磯田昌岐博士が自己と他者の動作を区別する仕組みを細胞レベルで初めて解明
自己と他者の動作を区別する仕組みを細胞レベルで初めて解明
― 「人の振り見て我が振りなおせ」に前頭葉の内側領域が関与 ―
独立行政法人沖縄科学技術研究基盤整備機構(シドニー・ブレナー理事長)の磯田昌岐代表研究者(神経システム行動ユニット)らの研究グループは、動物の前頭葉*1の内側領域の神経細胞が自分の動作と他者の動作を選択的に処理することを明らかにしました。

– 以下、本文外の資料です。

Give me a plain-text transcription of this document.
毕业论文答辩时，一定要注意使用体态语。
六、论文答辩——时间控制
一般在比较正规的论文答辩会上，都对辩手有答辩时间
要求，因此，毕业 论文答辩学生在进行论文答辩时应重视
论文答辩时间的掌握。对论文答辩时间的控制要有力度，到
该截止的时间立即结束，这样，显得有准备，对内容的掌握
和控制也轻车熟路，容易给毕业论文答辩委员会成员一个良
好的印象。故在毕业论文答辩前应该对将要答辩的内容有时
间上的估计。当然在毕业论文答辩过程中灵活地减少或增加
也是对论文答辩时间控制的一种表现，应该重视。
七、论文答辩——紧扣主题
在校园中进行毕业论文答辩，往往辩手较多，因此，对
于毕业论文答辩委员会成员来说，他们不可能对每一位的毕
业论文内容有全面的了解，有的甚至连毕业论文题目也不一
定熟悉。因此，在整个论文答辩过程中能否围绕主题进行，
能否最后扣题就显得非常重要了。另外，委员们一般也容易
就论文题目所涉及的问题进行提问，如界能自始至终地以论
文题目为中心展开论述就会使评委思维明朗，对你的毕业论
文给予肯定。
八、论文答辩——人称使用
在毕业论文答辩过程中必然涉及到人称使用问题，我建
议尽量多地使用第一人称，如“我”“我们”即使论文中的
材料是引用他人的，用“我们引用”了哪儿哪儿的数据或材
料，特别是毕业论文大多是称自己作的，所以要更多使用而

これまでサルの実験などから、自分自身が餌をとるなどの動作をするときにも、また、他者が同じ動作をしているところを観察するときにも、同じように活動する神経細胞、いわゆる「ミラーニューロン」が脳に存在することが知られていました。しかし、この神経細胞の働きだけでは自分と他者の動作を区別することができないという指摘が長い間なされてきました。本研究では、ニホンザルが自分の前にいる他のニホンザルの行動を読み取り、その情報から自分が適切に行動する実験をさせました。その結果、脳の中で自分の動作と相手の動作を区別する神経細胞が、前頭葉の内側領域にあることを突きとめました。この発見は、複雑な社会的認知機能の脳内メカニズムを、霊長類のサルを用いて、細胞レベルで研究することができることを示した点で画期的です。また、自己と他者の動作の区別が困難になる精神神経疾患の病態解明に貢献できる可能性があります。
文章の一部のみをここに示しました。